Effectively Implementing Security Definitions (Role Security)

Security Definitions (commonly referred to as Role Security Configuration) is a feature that enables application developers to:

  • Internally restrict data access to particular users (or roles) and
  • Provide an external API to other applications to secure their data on the source of the data itself. This allows inter-dependent applications to share a single security model across the platform.

Refer to Set Security for a Custom WebApp for general information.

The secured data is then made available to users via direct access or Roles. Good candidates for data that can be secured via these Security Definitions are:

  • Low record count tables / values (i.e., only ever be <100 unique values)
  • Very high level data sets (not low on the hierarchy, data won’t build exponentially)
  • Landing page data that’s usually the first page(s) the user sees when utilizing the app

NOTE: You do NOT have to create a security definition only using a table’s primary keys. The Security Definition keys could be a commonality that data sets share. It could also be user configuration data driven, not predefined by the application Designer, as long as the application Designer is aware of the likely data sets that will make up the Security Definitions data set.

These data sets are managed by an onsite Administrator on a daily basis. The fewer total Security Definition records there are, the easier it is for them to manage.

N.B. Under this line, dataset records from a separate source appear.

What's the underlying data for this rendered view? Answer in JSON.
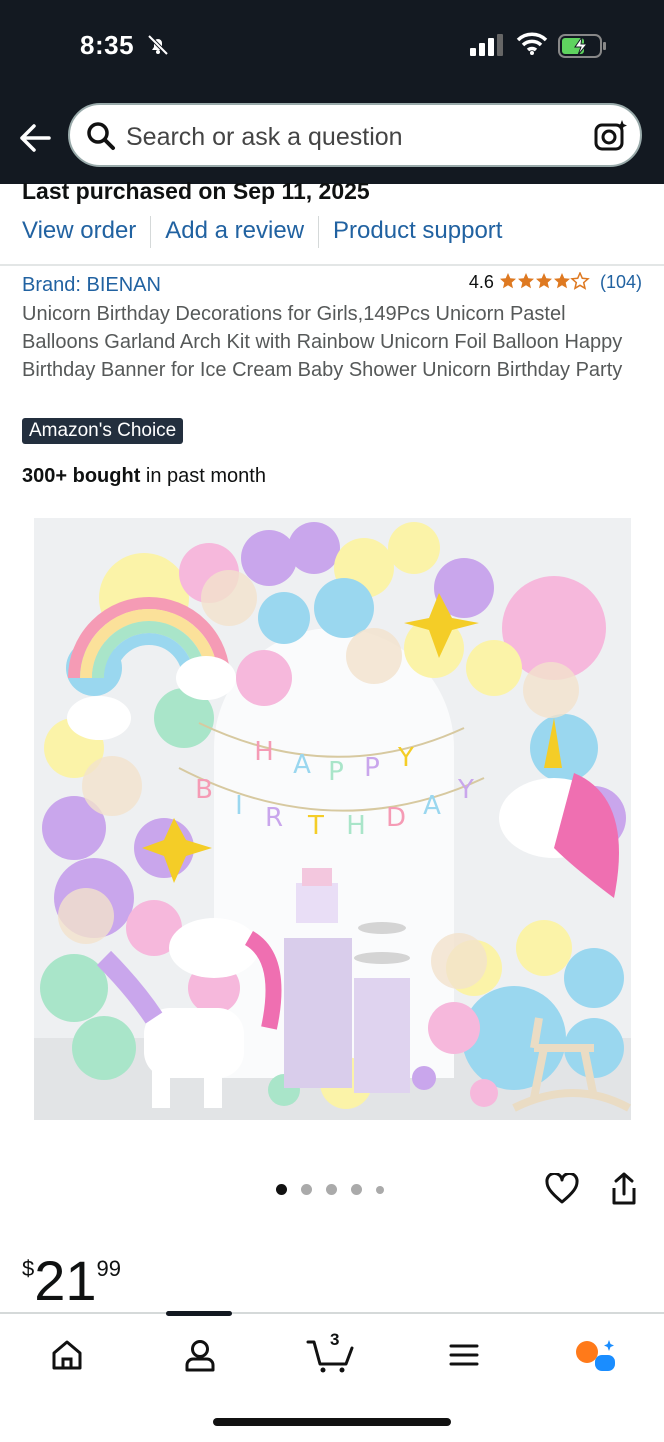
{
  "status_bar": {
    "time": "8:35"
  },
  "search": {
    "placeholder": "Search or ask a question"
  },
  "order": {
    "last_purchased": "Last purchased on Sep 11, 2025",
    "view_order": "View order",
    "add_review": "Add a review",
    "product_support": "Product support"
  },
  "product": {
    "brand": "Brand: BIENAN",
    "rating": "4.6",
    "stars_value": 4.6,
    "review_count": "(104)",
    "title": "Unicorn Birthday Decorations for Girls,149Pcs Unicorn Pastel Balloons Garland Arch Kit with Rainbow Unicorn Foil Balloon Happy Birthday Banner for Ice Cream Baby Shower Unicorn Birthday Party",
    "badge": "Amazon's Choice",
    "bought_bold": "300+ bought",
    "bought_rest": " in past month",
    "image_count": 5,
    "active_image": 1,
    "banner_top": "HAPPY",
    "banner_bottom": "BIRTHDAY",
    "price_currency": "$",
    "price_whole": "21",
    "price_fraction": "99"
  },
  "tabbar": {
    "cart_count": "3"
  },
  "colors": {
    "header_bg": "#131921",
    "link": "#2162a1",
    "star": "#de7921",
    "alexa": "#ff7a1a"
  }
}
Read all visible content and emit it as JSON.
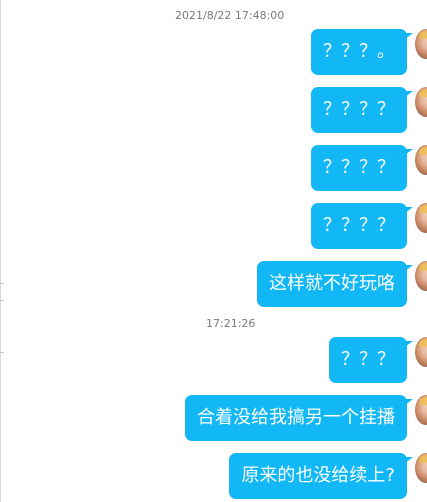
{
  "timestamps": [
    {
      "text": "2021/8/22 17:48:00"
    },
    {
      "text": "17:21:26"
    }
  ],
  "messages": [
    {
      "text": "？？？。",
      "sender": "self"
    },
    {
      "text": "？？？？",
      "sender": "self"
    },
    {
      "text": "？？？？",
      "sender": "self"
    },
    {
      "text": "？？？？",
      "sender": "self"
    },
    {
      "text": "这样就不好玩咯",
      "sender": "self"
    },
    {
      "text": "？？？",
      "sender": "self"
    },
    {
      "text": "合着没给我搞另一个挂播",
      "sender": "self"
    },
    {
      "text": "原来的也没给续上?",
      "sender": "self"
    }
  ],
  "colors": {
    "bubble": "#12b7f5",
    "bubble_text": "#ffffff",
    "timestamp": "#7a7a7a",
    "background": "#ffffff"
  },
  "icons": {
    "avatar": "user-avatar-icon"
  }
}
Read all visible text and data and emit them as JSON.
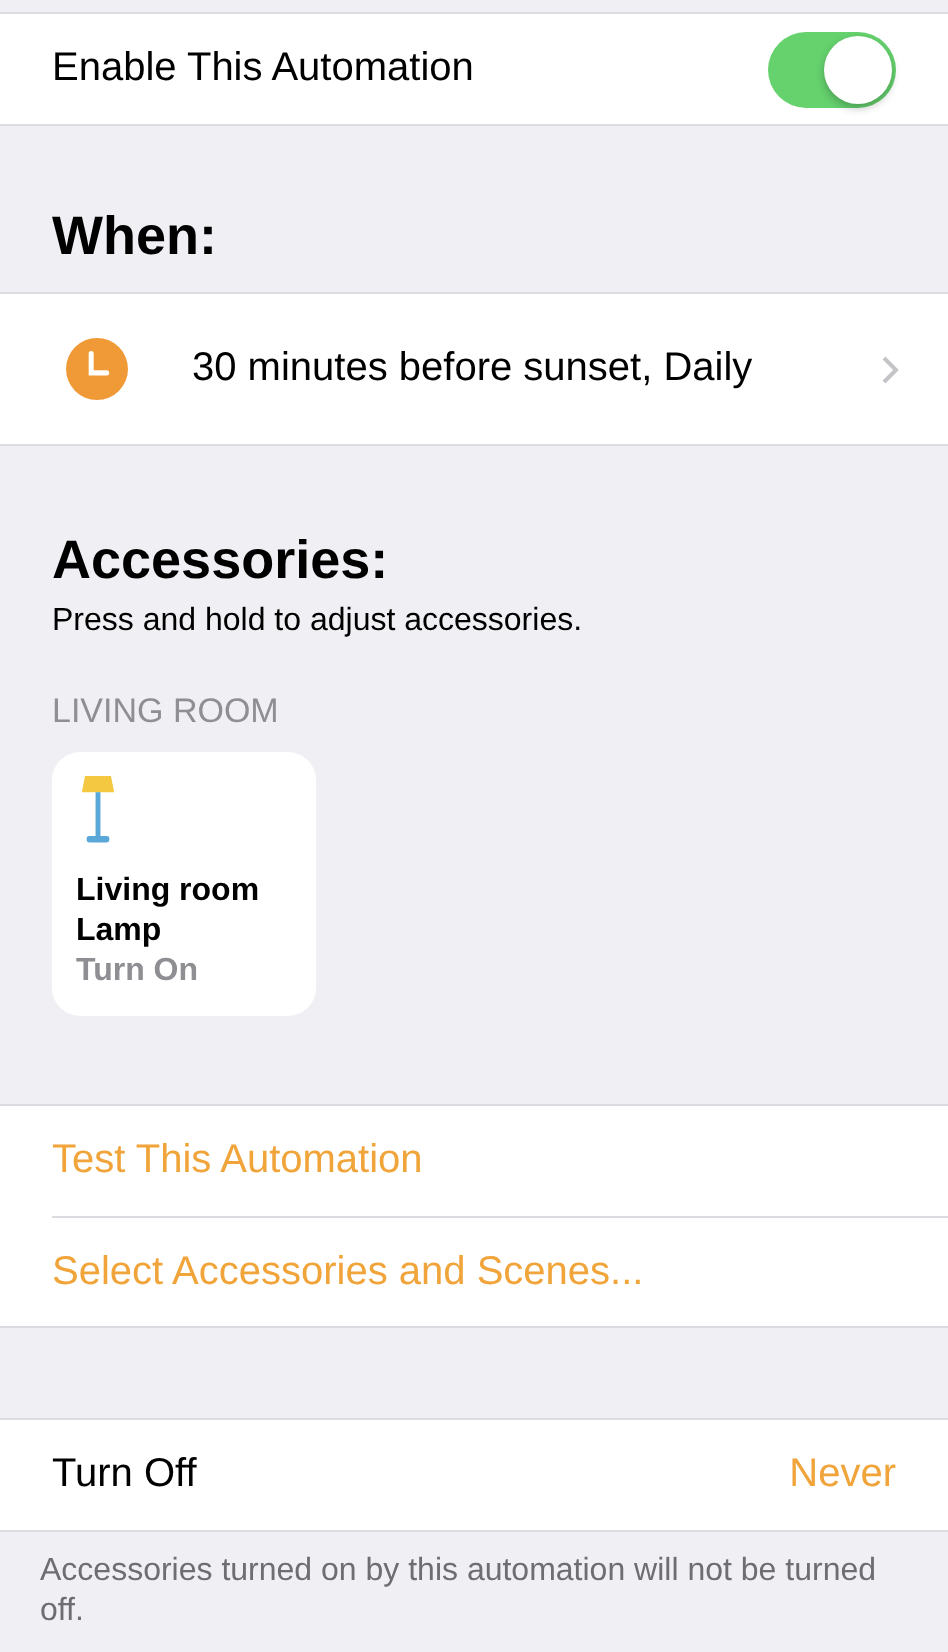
{
  "enable": {
    "label": "Enable This Automation",
    "on": true
  },
  "when": {
    "heading": "When:",
    "trigger": "30 minutes before sunset, Daily"
  },
  "accessories": {
    "heading": "Accessories:",
    "hint": "Press and hold to adjust accessories.",
    "room": "LIVING ROOM",
    "tiles": [
      {
        "name": "Living room Lamp",
        "action": "Turn On"
      }
    ]
  },
  "actions": [
    "Test This Automation",
    "Select Accessories and Scenes..."
  ],
  "turn_off": {
    "label": "Turn Off",
    "value": "Never",
    "footer": "Accessories turned on by this automation will not be turned off."
  }
}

NOTE: If there is already a role that contains the relevant Web Application access and data access, the user can be directly assigned to the role from the Roles page.

NOTE: If the user is not expected to participate in any Roles, directly application access can be grated via the WebApp Security pages.

For example, an application allows users to create a request, which can then be approved or rejected by another user, and then finally completed by a final user.

This application has three roles built into it, “Requester,” “Approver,” and “Request Completer” where:

  • Requester – Can create, edit, and remove requests
  • Approver – Can accept or reject requests (but not delete)
  • Request Completer – Can close the request by completing it

These roles allow the Designer to manipulate application flow and restrict access to an individual user, to show them only what’s relevant for the task they are attempting to accomplish.